Las Mestizas, a traditional one Maya kitchen on the edge of Bernal Heights, moves to a new location in the heart of the marina. Owner Fausto May said he plans to reopen on Chestnut and Scott streets in mid-February.
He told The Standard that the move was motivated by a desire to work in a larger space in a neighborhood where Yucatán cuisine is less rare.
The star of Las Mestizas’ menu is the cochinita pibil, an ancient recipe of slow-roasted pork marinated in Mayan spices and wrapped in a banana leaf. May said cochinita pibil, which he learned to prepare from his grandparents, is very labor intensive, requiring five hours to roast the day before serving.
“Our restaurant will be home to cochinita pibil in the city,” May said.
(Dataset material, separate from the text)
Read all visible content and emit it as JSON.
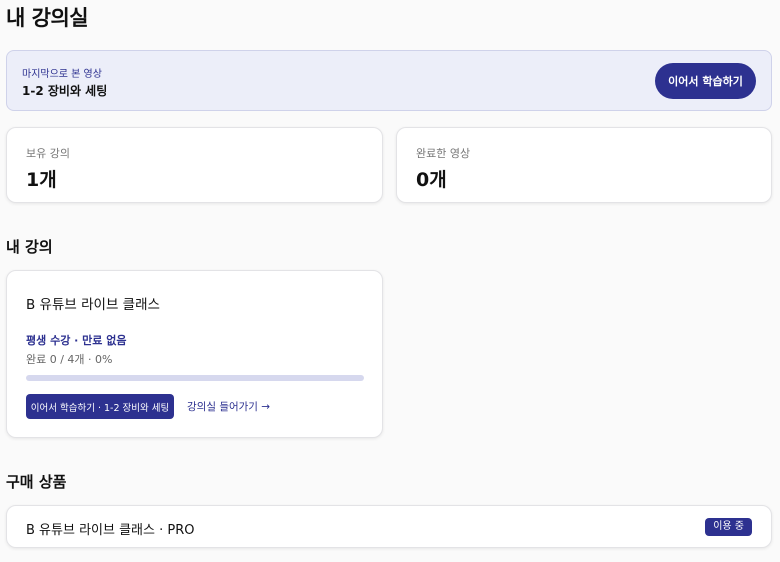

Las Mestizas, meaning people of mixed Indigenous and European heritage, also serves panucho, a tostada-like dish made with a deep-fried handmade tortilla that is filled with black bean puree and topped with lettuce, shredded chicken, avocado, tomato pickled red onions, and cabbage .
May opened his restaurant on Mission and Cortland streets two years ago, and he said he’d like to see his cooking find its way to the marina. For him, most Mexican restaurants in the marina are more Americanized, while his recipes come straight from his home region in the Yucatán Peninsula.
“I’m excited but nervous at the same time,” he said. “It’s a whole new project for me in a neighborhood I’m not familiar with. But I am ready for the challenge.”